The fact that DCAT is not used widely has probably more to do with vendors reinventing the wheel and/or aiming for lock-in, as well as clients not being more proactive in requiring interoperability standards than with DCAT itself, as per Corless. Unfortunately, it seems like what data is to AI, governance is to data for most organizations: a distant second at best.
Forty-two percent of data and analytics leaders do not assess, measure or monitor their data and analytics governance, according to a 2020 Gartner survey. Those who said they measured their governance activity mainly focused on achieving compliance-oriented goals.
The onset of GDPR in 2018 marked the opportunity for governance to leverage metadata and semantics to rise up. Apache Atlas was an effort to standardize governance for data lakes leveraging DCAT and other metadata vocabularies. Today, however, both data lakes and Atlas seem to have fallen out of fashion.
A new project called Egeria was spun out of Atlas, aiming to address more than data lakes. Furthermore, there is another open standard for metadata and data lineage called OpenLineage and a number of lineage platforms that support it, including Egeria.
So, what is the verdict? Is the sixth data platform possible for data management in 2024 or is it a pipedream?

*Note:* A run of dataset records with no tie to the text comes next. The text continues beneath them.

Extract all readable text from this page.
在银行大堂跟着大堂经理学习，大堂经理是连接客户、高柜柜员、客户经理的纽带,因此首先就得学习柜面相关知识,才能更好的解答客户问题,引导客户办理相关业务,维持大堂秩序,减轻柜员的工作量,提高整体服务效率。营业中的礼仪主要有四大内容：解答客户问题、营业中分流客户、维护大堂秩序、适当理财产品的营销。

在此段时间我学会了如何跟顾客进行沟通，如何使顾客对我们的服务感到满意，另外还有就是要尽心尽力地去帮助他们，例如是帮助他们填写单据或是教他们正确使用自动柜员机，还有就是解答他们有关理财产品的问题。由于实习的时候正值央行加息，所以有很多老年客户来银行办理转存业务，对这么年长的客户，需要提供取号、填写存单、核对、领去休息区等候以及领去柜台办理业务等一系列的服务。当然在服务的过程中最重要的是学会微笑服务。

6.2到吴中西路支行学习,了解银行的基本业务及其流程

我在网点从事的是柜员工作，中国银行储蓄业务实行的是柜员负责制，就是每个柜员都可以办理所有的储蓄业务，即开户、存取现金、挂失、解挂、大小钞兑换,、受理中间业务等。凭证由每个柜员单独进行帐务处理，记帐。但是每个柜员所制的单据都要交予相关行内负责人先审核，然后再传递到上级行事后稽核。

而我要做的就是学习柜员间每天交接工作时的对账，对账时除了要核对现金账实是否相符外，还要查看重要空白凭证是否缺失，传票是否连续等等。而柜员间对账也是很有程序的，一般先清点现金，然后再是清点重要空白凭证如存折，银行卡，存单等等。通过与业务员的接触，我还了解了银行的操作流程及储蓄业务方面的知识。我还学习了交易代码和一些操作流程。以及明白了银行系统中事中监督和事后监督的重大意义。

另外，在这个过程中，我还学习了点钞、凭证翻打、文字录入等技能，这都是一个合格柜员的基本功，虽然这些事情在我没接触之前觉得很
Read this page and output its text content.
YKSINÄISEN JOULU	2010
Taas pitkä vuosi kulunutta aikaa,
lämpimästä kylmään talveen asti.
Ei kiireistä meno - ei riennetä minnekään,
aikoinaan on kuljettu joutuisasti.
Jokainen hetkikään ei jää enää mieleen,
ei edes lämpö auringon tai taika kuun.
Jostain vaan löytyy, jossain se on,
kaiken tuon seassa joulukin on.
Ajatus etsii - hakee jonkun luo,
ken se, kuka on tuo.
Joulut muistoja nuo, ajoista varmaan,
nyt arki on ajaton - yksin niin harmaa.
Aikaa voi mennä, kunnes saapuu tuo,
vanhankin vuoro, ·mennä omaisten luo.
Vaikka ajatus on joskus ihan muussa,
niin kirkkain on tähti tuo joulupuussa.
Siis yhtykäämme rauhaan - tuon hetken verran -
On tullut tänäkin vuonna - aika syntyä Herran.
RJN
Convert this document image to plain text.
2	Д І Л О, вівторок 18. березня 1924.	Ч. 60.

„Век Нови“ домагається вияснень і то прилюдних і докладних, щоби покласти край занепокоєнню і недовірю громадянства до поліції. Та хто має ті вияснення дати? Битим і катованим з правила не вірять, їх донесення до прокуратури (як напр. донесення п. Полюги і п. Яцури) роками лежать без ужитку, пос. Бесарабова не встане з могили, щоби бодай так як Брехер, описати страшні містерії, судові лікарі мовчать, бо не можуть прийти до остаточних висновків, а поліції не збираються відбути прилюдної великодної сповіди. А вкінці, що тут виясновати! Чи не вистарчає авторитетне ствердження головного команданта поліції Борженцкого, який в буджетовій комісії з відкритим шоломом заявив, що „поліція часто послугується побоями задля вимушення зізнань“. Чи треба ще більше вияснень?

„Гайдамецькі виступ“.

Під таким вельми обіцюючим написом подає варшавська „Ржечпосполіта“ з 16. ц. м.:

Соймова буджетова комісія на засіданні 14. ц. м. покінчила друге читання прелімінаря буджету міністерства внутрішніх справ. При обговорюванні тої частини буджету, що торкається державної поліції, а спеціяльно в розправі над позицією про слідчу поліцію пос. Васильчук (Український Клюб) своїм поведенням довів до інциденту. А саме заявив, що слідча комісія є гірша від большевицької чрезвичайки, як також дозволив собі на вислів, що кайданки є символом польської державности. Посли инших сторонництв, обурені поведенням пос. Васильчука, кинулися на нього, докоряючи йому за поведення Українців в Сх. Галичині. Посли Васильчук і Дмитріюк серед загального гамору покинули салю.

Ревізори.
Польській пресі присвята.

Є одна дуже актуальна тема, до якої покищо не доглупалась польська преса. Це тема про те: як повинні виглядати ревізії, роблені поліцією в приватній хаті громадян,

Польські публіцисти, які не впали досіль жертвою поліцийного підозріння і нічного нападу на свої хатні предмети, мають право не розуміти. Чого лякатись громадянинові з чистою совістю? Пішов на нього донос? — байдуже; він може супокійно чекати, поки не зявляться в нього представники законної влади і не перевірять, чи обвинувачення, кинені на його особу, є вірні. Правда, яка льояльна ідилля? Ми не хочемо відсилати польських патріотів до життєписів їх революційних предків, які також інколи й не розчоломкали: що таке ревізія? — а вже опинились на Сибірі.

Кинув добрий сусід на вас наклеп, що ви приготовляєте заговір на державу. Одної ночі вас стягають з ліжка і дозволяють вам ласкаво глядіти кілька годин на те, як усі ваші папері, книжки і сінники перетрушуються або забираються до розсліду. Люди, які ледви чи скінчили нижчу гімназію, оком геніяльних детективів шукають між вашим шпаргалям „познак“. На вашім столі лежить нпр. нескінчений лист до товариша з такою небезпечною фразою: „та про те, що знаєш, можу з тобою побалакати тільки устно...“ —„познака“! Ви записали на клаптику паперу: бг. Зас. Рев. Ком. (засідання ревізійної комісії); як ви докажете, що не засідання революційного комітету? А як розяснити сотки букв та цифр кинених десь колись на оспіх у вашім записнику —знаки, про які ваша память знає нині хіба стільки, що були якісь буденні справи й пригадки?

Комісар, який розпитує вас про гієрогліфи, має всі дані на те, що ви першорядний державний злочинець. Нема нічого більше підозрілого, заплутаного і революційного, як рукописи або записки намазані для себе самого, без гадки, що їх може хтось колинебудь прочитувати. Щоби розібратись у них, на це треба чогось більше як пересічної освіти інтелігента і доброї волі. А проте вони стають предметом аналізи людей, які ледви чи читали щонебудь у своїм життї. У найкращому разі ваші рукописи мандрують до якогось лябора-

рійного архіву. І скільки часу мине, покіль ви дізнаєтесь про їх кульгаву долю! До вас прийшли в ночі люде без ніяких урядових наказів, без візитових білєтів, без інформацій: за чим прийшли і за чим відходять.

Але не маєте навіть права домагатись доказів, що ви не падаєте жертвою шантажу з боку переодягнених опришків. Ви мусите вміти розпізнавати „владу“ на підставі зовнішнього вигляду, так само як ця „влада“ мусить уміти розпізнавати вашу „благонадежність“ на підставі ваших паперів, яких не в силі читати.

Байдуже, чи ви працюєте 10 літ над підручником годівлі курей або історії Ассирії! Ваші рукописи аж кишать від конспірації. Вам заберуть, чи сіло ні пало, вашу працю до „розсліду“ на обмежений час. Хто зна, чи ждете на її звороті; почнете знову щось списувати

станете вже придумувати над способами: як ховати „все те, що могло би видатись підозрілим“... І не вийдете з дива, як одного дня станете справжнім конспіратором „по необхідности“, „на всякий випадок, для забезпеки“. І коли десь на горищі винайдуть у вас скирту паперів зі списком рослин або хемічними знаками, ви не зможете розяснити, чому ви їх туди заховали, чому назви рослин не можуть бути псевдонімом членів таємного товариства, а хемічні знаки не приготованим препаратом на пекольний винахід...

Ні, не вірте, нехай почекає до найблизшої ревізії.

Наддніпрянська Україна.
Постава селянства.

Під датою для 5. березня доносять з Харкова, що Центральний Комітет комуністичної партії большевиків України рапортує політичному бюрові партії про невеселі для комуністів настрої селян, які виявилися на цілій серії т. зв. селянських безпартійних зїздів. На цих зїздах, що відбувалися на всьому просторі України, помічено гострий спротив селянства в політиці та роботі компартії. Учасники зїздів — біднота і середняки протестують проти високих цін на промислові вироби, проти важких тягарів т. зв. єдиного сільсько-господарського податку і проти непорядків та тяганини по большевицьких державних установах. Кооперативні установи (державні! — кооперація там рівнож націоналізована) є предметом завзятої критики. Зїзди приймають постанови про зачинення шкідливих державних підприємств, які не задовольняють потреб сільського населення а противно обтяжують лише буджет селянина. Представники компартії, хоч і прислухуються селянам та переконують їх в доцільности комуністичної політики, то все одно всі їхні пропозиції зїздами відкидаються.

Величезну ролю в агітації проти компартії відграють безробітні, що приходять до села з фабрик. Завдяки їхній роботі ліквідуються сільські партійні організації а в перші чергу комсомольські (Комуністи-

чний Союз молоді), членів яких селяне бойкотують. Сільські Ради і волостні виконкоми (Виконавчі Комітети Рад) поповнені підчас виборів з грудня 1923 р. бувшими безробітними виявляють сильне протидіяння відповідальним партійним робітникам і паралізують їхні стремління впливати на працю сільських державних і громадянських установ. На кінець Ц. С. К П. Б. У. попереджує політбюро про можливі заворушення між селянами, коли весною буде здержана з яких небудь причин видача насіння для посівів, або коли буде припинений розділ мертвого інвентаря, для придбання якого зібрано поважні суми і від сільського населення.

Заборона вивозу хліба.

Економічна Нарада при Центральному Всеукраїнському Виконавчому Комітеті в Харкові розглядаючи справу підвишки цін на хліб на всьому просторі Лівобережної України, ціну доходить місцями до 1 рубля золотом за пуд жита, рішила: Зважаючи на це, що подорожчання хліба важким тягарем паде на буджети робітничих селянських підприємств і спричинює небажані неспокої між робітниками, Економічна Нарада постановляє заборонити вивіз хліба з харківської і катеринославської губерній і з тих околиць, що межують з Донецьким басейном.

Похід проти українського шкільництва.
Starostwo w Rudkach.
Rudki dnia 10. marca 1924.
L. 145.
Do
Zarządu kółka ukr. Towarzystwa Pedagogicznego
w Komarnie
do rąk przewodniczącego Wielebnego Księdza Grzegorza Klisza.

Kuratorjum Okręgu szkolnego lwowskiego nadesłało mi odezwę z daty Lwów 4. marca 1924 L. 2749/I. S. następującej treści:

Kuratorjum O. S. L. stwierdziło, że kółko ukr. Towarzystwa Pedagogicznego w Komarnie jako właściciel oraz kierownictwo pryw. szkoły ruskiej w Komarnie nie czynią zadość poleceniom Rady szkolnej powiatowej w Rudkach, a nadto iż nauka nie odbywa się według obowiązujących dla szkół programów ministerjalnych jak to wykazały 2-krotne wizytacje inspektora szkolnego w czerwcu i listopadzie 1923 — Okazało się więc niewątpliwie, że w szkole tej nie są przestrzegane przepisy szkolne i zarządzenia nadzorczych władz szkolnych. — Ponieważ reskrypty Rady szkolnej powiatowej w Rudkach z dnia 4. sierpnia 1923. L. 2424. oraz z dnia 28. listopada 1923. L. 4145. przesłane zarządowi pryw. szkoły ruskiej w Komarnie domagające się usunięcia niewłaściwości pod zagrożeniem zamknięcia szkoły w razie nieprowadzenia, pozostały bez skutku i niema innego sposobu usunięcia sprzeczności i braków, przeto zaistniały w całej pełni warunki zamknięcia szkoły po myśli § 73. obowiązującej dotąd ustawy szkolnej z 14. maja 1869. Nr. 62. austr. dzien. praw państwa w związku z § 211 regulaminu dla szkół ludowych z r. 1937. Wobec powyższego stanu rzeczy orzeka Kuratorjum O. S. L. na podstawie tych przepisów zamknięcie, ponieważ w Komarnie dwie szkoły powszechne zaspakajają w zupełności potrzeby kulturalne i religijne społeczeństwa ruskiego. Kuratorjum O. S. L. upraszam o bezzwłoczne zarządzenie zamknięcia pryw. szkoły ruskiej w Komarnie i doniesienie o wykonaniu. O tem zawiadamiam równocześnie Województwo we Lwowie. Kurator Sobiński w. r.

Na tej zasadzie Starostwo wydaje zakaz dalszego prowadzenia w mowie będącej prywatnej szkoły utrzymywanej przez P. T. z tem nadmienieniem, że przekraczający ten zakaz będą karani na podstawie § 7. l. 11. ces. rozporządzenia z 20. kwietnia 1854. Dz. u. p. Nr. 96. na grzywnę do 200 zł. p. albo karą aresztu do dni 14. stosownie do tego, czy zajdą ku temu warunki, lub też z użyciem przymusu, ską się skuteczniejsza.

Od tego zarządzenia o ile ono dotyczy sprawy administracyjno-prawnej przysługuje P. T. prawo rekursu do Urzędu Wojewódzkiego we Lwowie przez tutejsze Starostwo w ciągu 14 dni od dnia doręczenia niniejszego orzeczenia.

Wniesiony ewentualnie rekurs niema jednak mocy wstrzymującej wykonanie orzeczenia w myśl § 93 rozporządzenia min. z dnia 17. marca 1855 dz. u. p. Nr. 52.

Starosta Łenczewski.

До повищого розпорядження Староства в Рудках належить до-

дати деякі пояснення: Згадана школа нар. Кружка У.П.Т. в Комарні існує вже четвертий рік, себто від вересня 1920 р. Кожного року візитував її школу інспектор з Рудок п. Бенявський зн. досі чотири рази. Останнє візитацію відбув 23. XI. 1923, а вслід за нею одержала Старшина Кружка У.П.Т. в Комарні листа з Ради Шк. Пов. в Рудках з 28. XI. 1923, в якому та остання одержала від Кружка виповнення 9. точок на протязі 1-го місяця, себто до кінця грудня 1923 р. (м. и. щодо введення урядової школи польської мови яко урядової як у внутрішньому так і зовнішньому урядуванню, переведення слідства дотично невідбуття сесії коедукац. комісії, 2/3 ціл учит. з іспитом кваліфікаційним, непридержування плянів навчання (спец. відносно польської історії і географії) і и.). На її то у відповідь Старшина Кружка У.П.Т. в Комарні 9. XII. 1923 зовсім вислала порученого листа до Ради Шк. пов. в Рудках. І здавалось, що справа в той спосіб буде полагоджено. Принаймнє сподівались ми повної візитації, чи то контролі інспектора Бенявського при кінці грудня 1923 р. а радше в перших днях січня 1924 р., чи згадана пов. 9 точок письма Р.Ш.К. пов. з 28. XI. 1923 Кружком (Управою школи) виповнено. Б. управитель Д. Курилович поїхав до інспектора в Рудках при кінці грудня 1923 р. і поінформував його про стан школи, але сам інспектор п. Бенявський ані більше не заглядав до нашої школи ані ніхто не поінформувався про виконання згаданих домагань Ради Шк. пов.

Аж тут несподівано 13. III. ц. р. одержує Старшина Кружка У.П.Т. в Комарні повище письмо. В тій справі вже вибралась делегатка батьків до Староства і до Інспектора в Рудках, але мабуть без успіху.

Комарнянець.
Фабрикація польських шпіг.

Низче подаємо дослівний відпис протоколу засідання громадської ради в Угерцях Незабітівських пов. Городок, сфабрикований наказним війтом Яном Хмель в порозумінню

Merced thinks that we’re already starting to see it. In his view, using open formats like Apache Iceberg, Apache Arrow, and Apache Parquet can create a greater level of interoperability. This interoperability is still imperfect, he noted, but it’s a much better state of things than in the past. Dremio’s thesis is to be an open data lakehouse, not just operating on the data lake, but across tools and data sources.
Corless thinks that we’re going to see a drive towards clusters of clusters, or systems of systems. There’s gonna be a reinforced drive towards the automation of integration. More like Lego bricks that snap together easily, rather than Ikea furniture that comes with a hex wrench. But for that to happen, he noted, we’ll need a language and a grammar so that systems and people can both understand each other.
The ingredients for a sixth data platform are either there, or close enough. As complexity and fragmentation explode, a language and a grammar for interoperability sounds like a good place to start. Admittedly, interoperability and semantics are hard. Even that, however, may be more of a people and market issue than a technical one.
DCAT and OpenLineage are just some of the vocabularies out there. Even things as infamously hard to define as data mesh and data products have a vocabulary of their own – the Data Product Descriptor Specification.
Perhaps then the right stance here would be cautious optimism.